Jedoch kam ihm die Arbeitgeberin zuvor: Einige Tage nach Einreichung der Kündigung verschickte sie selbst eine Kündigung, allerdings schon mit Wirkung zum 28. Februar 2019. Diese begründete sie mit dem Abkehrwillen des Arbeitnehmers. Dagegen wehrte sich der Arbeitnehmer vor dem Arbeitsgericht Siegburg mit einer Kündigungsschutzklage.
Kündigung wegen Abkehrwillens nicht gerechtfertigt
Die Kündigungsschutzklage war erfolgreich. Das Arbeitsgericht entschied zugunsten des Arbeitnehmers, dass nur seine Kündigung das Arbeitsverhältnis zum 15. April beendigt habe. Die Arbeitgeberin habe keinen Grund für eine Kündigung gehabt. Der Abkehrwille allein könne keine Kündigung rechtfertigen. Nur ausnahmsweise sei dies Grund für eine betriebsbedingte Kündigung, wenn der Arbeitsplatz schwer zu besetzen und gerade zum Zeitpunkt der Eigenkündigung eine Ersatzkraft verfügbar sei, diese aber zu einem späteren Zeitpunkt nicht mehr verfügbar wäre. Im vorliegenden Fall hätte die Arbeitgeberin jedoch auf genug eigene Angestellte zurückgreifen können, um die Stelle neu zu besetzen. Außerdem habe sie ausreichend Planungssicherheit gehabt, da ihr der genaue Zeitpunkt des Ausscheidens aus dem Betrieb bekannt gewesen sei.
Fazit
Grundsätzlich muss ein Arbeitnehmer keine frühere Kündigung fürchten, nur weil er mit langer Vorlaufzeit das Arbeitsverhältnis beenden will. Etwas anderes kann jedoch gelten, wenn es für die ansonsten nur schwer zu besetzende Stelle gerade eine Ersatzkraft gibt und diese zu einem späteren Zeitpunkt nicht mehr verfügbar ist. Dabei bezieht sich das Arbeitsgericht Siegburg allerdings auf eine viel kritisierte Entscheidung des Bundesarbeitsgerichts von 1964 (2 AZR 515/63), die womöglich heute anders ausfallen würde (s. dazu noch unten). Zu beachten ist aber, dass eine verhaltensbedingte Kündigung möglich bleibt. Verletzt der Arbeitnehmer seine arbeitsvertraglichen Pflichten, indem er etwa Kunden abwirbt, kann der Arbeitgeber auch früher kündigen. Betroffene sollten dann einen Anwalt für Arbeitsrecht aufsuchen.
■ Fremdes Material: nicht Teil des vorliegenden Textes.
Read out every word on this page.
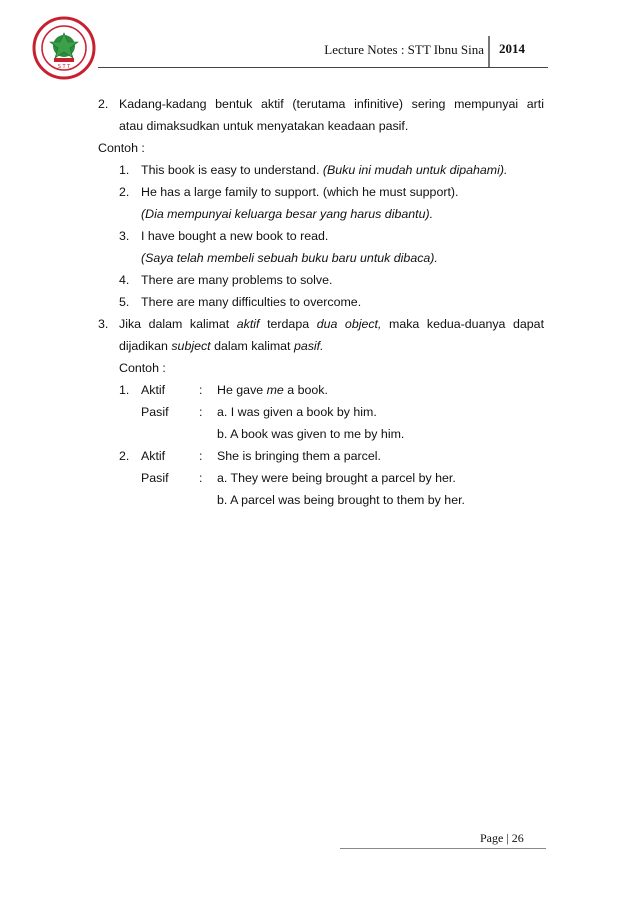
S T T
Lecture Notes : STT Ibnu Sina 2014
2. Kadang-kadang bentuk aktif (terutama infinitive) sering mempunyai arti
atau dimaksudkan untuk menyatakan keadaan pasif.
Contoh :
1. This book is easy to understand. (Buku ini mudah untuk dipahami).
2. He has a large family to support. (which he must support).
(Dia mempunyai keluarga besar yang harus dibantu).
3. I have bought a new book to read.
(Saya telah membeli sebuah buku baru untuk dibaca).
4. There are many problems to solve.
5. There are many difficulties to overcome.
3. Jika dalam kalimat aktif terdapa dua object, maka kedua-duanya dapat
dijadikan subject dalam kalimat pasif.
Contoh :
1. Aktif	: He gave me a book.
Pasif : a. I was given a book by him.
b. A book was given to me by him.
2. Aktif	: She is bringing them a parcel.
Pasif : a. They were being brought a parcel by her.
b. A parcel was being brought to them by her.
Page | 26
Arbeitsgericht Siegburg, Urteil v. 17.07.2019, Az. 3 Ca 500/19
Ergänzende Informationen: Darf der Chef kündigen, weil Sie Ihren Arbeitsplatz verlassen wollen?
Sie können grundsätzlich Ihren Abkehrwillen äußern, ohne eine Kündigung fürchten zu müssen. Die Berufsfreiheit (Art. 12 GG) umfasst auch die Freiheit, ein bestehendes Arbeitsverhältnis zu beenden. Selbst die Vorbereitung eines neuen Arbeitsverhältnisses bietet grundsätzlich keinen Grund zur Kündigung, außer es wurde ein nachvertragliches Wettbewerbsverbot vereinbart oder Sie verletzen arbeitsvertragliche Pflichten. Insbesondere die folgenden Vertragsverletzungen können eine verhaltensbedingte Kündigung rechtfertigen:
- Aufnahme mit der künftigen Tätigkeit bei einem Konkurrenzunternehmen
- Verrat von Geschäftsgeheimnissen
- Abwerben von Kunden oder Kollegen
- Verschweigen eines neuen Arbeitvertrags
- Vernichten oder Kopieren von Akten bzw. elektronischer Dokumente beim Arbeitgeber
Unklar ist, ob eine betriebsbedingte Kündigung möglich bleibt, wenn die Stelle nur schwer neu zu besetzen ist. Das Bundesarbeitsgericht entschied zwar, dass in diesem Ausnahmefall eine Kündigung des Arbeitgebers möglich bleibt. Dagegen spricht jedoch, dass der Abkehrwille als Kündigungsgrund aus der Sphäre des Arbeitnehmers stammt und nicht, wie für eine betriebsbedingte Kündigung erforderlich, aus der des Arbeitgebers.